La voce del pentimento di Impieri, come sempre, girava da tempo. Così come girano altre voci su altri personaggi che da tempo collaborano con la questura.  A questo punto una domanda sorge spontanea: ma a cosa servono tutti questi pentiti? Se i criminali a Cosenza, per fare un esempio, diciamo che sono 100, di cui 95 sono pentiti e 5 in galera, la funzione di questi collaboratori, alla luce di queste “percentuali”, qual è? Se tutti sono pentiti, i reati chi li paga? Se non c’è più nessuno d’arrestare, perché la DDA continua ad arruolare pentiti?

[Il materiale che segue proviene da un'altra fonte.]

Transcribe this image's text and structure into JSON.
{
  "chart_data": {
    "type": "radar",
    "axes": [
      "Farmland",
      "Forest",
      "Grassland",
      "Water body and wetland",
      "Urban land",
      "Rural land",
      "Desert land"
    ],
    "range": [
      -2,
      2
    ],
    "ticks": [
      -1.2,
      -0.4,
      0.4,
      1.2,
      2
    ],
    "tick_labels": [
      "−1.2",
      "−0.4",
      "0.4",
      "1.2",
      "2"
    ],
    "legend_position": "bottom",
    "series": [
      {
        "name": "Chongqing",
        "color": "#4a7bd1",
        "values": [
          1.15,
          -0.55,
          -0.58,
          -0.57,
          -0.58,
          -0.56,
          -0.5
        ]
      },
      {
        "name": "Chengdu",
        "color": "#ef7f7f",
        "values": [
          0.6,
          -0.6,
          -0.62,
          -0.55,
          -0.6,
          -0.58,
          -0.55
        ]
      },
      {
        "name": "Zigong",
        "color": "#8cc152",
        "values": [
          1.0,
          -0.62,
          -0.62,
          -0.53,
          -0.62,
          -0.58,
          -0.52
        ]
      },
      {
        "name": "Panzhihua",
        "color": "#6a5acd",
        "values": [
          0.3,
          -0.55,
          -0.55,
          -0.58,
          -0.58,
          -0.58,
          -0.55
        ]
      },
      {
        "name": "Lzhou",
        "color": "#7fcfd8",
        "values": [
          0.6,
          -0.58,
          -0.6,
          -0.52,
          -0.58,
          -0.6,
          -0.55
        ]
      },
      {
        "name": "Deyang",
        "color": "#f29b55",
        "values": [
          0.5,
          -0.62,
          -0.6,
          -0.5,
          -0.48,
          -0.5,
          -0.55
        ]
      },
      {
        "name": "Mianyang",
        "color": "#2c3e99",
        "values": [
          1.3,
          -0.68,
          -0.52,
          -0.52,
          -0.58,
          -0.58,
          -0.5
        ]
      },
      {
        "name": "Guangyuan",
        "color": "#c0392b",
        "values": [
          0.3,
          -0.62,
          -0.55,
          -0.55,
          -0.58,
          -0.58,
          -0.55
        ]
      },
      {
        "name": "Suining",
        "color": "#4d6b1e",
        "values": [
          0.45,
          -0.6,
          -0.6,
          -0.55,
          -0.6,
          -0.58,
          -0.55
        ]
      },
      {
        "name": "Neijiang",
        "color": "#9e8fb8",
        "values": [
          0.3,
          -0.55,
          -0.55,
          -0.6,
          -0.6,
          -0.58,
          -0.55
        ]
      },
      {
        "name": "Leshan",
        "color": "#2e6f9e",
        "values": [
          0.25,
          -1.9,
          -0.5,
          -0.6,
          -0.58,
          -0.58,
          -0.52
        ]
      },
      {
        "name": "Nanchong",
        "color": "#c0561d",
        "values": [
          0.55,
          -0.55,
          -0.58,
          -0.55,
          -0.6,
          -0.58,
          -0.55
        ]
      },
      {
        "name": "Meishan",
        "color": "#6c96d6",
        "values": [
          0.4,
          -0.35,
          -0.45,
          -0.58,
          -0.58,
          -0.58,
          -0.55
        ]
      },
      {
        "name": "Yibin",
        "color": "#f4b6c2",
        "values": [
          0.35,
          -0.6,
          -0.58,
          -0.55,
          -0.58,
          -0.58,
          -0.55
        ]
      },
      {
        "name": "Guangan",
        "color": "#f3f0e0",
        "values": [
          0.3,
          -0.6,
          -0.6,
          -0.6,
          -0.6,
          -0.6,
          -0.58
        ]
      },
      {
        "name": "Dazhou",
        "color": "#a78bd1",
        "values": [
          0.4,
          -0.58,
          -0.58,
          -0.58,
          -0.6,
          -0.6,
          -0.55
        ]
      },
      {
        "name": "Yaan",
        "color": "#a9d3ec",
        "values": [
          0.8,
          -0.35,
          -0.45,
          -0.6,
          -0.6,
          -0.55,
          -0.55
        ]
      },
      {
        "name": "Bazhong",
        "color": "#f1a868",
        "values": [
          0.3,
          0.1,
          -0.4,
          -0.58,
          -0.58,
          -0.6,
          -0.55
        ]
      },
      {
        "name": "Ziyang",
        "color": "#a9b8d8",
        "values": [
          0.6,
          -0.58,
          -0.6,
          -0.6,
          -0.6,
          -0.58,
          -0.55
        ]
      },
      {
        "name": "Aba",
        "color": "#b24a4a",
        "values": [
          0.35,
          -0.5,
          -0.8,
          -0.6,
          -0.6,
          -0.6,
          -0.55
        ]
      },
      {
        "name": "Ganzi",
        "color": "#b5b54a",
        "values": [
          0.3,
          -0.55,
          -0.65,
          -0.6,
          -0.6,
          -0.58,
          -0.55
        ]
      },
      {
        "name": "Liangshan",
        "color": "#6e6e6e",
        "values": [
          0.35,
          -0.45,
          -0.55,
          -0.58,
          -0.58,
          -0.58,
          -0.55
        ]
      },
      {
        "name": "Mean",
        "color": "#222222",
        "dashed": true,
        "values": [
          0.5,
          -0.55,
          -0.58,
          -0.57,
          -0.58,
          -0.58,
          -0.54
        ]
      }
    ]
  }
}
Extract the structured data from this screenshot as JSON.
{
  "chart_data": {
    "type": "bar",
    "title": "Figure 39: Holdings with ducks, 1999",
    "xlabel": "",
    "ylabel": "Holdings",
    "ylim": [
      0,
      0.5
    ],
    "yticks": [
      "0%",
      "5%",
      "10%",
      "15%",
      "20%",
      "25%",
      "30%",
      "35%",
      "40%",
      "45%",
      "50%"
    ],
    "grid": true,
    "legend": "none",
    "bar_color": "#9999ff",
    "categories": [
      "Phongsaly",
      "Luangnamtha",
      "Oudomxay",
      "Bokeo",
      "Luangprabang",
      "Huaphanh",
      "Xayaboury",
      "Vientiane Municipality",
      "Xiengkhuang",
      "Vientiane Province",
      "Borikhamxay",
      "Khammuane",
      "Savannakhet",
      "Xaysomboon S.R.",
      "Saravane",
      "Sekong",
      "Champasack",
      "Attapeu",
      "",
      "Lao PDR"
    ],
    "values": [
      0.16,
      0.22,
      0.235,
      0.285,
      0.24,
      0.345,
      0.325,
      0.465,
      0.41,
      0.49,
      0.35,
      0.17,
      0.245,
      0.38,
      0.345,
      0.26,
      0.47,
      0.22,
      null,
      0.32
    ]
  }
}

Qui, come diciamo da tempo, gatta ci cova. O sta per scatenarsi una tempesta su Cosenza di dimensioni bibliche, oppure concedere lo status di pentiti a tutti serve per meglio controllare le loro dichiarazioni, metterli l’uno contro l’altro, farli smentire a vicenda, per tutelare, rendendo inoffensive le dichiarazioni di alcuni pentiti della prima ora che tirano in ballo il “terzo livello”, i politici, i poliziotti, i pm, i giudici, i professionisti, coinvolti nei loro loschi affari. Come a dire: più confusione c’è, meglio è per tutti. E in galera ci resta solo Rango.